Category Archives: Reviews

‘Crows Playing in the Wind’ by A.E. Stallings

Dear Readers, as you know I love corvids of all varieties for their playful nature and for their intelligence. I was delighted to find this poem in the London Review of Books this week: it is a long time since I read a rhyming poem that seemed quite so dextrous and unforced. And I love the final stanza. It gave me goosebumps.

A.E.Stallings is an American poet now living in Athens, and she has this to say about her work:

The ancients taught me how to sound modern,” she told Forbes magazine. “They showed me that technique was not the enemy of urgency, but the instrument.

And yes, the bird in the photo is a raven rather than a hooded crow, but the point still applies, though if any of you live near Portland Bill in Dorset, I would recommend a trip to watch the ravens cavorting and tumbling in the wind off the cliff. And if you don’t, and you’re on Facebook, can I point you in the direction of ‘In the Company of Corvids‘ for some truly wonderful photographs?

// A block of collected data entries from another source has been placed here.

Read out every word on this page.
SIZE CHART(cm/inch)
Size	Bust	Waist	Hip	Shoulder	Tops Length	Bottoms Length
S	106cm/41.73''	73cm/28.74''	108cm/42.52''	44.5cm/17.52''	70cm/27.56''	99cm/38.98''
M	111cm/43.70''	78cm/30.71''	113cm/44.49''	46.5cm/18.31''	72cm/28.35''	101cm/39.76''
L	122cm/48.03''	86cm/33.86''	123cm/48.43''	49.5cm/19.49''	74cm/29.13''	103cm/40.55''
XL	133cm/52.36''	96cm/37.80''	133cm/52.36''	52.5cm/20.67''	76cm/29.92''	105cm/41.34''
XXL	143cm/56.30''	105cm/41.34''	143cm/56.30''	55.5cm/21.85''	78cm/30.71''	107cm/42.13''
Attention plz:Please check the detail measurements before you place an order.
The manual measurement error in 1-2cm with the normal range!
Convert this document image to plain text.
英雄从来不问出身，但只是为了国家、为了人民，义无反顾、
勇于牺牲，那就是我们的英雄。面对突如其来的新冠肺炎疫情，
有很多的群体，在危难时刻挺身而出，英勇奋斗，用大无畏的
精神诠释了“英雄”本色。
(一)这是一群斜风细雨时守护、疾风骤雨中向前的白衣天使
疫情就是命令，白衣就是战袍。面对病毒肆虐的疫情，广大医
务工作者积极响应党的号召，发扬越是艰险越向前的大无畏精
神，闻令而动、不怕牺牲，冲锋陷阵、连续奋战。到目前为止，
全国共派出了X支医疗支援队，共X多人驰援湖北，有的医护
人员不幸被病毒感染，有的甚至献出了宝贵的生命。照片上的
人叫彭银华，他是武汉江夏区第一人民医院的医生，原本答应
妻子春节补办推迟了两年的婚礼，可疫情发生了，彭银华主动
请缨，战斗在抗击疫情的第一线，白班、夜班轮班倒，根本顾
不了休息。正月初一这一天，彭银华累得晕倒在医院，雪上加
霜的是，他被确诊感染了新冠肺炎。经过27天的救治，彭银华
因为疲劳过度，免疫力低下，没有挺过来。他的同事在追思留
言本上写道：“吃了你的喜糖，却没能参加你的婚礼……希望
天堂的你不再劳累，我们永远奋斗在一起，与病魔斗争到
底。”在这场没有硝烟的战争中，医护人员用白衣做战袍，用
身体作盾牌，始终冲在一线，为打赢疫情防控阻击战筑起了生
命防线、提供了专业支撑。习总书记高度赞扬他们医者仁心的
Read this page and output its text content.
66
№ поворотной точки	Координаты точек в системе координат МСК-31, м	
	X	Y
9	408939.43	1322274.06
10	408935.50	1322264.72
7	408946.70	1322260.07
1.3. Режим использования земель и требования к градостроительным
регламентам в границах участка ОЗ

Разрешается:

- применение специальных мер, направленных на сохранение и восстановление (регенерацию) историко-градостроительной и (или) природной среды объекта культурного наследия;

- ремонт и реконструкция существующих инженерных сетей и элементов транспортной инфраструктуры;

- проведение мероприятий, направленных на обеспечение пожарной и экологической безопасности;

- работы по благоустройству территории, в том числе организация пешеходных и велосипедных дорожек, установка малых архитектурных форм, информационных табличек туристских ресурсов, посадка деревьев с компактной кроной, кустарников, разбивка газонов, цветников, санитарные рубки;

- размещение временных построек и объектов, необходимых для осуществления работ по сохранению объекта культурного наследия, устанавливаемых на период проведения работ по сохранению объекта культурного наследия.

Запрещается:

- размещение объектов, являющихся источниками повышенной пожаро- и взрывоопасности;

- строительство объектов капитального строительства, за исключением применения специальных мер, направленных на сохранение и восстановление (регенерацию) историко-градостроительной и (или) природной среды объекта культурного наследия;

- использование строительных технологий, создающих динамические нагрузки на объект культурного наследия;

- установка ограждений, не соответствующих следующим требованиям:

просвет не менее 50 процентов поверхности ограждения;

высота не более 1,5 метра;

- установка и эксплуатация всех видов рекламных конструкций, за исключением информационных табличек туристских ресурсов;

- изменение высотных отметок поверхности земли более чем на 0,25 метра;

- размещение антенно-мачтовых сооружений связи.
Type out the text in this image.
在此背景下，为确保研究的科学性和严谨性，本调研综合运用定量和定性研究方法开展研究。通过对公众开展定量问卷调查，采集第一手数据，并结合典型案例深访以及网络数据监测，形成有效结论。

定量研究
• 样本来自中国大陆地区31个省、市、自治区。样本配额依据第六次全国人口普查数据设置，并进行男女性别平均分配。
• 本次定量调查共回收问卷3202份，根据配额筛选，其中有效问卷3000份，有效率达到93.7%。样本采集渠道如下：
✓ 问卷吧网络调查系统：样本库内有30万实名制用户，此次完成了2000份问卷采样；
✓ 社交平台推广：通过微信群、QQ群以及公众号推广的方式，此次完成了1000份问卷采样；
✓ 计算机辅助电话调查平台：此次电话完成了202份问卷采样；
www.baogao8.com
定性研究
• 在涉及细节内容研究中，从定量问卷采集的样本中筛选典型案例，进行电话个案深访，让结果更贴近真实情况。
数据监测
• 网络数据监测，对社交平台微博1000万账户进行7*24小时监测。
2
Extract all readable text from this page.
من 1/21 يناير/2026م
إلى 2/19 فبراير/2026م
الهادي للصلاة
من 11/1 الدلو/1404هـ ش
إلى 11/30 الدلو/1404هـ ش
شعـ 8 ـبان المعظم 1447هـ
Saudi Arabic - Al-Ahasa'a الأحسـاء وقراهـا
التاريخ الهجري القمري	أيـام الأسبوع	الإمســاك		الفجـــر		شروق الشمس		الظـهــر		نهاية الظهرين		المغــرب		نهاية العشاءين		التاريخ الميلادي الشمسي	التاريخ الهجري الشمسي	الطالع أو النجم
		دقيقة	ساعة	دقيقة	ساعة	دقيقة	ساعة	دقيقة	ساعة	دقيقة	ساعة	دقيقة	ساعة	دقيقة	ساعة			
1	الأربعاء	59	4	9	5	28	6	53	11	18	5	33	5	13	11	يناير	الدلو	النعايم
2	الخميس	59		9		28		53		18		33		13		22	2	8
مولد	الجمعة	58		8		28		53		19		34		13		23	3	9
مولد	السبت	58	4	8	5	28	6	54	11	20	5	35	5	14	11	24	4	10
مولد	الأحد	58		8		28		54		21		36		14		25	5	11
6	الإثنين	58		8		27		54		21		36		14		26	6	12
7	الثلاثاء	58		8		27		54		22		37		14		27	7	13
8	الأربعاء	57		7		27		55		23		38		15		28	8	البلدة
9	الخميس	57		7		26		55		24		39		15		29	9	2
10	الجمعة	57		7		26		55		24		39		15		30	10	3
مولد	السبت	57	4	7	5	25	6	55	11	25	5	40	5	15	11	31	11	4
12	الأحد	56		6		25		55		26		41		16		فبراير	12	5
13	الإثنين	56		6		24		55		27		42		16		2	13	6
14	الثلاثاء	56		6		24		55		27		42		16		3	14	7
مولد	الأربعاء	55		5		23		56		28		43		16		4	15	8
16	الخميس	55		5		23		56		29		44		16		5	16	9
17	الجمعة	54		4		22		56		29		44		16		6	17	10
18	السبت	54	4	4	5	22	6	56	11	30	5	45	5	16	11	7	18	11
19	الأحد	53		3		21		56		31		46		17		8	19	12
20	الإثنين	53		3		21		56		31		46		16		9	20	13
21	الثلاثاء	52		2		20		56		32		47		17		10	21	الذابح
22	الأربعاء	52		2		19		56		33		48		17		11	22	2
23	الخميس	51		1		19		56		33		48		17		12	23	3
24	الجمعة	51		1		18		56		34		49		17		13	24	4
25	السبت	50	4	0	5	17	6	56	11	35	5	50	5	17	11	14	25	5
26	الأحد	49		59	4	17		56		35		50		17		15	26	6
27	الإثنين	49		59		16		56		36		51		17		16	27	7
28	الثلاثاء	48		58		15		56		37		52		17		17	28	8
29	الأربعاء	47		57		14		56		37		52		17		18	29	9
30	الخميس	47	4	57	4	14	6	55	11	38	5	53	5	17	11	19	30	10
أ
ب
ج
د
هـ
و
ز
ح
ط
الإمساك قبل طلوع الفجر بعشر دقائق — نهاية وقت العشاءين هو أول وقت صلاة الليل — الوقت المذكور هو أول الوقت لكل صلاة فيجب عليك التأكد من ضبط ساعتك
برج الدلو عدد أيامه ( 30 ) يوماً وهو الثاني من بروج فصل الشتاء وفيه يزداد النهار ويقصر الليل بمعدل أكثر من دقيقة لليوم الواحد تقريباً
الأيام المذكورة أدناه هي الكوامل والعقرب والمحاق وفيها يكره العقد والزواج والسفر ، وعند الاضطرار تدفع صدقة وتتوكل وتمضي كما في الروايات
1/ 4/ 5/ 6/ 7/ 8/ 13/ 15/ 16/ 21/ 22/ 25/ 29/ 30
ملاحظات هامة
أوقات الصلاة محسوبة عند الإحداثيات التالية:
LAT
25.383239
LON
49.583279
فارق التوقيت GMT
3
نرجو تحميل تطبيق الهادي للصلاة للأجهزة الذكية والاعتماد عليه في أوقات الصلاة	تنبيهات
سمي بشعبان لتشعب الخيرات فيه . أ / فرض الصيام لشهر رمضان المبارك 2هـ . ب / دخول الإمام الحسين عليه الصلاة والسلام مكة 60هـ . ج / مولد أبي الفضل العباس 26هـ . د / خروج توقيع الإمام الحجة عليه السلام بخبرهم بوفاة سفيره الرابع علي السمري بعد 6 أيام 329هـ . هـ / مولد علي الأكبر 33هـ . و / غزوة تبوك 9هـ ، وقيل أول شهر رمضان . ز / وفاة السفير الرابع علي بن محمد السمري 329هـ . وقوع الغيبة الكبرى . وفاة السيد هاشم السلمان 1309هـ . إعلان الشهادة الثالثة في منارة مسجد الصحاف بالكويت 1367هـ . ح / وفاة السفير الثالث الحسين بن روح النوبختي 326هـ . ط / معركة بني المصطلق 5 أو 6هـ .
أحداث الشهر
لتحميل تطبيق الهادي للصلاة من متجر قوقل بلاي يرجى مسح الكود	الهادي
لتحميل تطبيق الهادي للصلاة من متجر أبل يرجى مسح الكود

And now, the poem. See what you think.

Crows in the Wind by A.E. Stallings

Hooded Crow: Corvus cornix

On windy days the crows cavort
Down slides of air for autumn sport.
They dive and spiral, twirl and spin,
Then levitate to ride again.

That wind that makes their airy slide
Comes tumbling down the mountainside,
Tousles the heads of trees and drops
To the sea beyond the cypress tops,

And drinking at the sea’s blue lips
Makes paper sailboats out of ships,
Whose distant swiftness seems repose
Compared to capers of the crows.

Their calligraphic loops concur
In copperplate of signature,
Or in formation they prepare,
Drilling at dogfights with thin air.

Watching them, I want to say
They are intelligence at play
And in their breath-defying flight,
Daredevils of a deep delight.

Of course, who would not rather be
An aerobat of ecstasy?
But it takes grounding to observe
Their every barrel roll and swerve

Against the sky, the way their skill
Makes the unseen visible
With two unlikely forces twinned:
Their turn of mind, the wanton wind.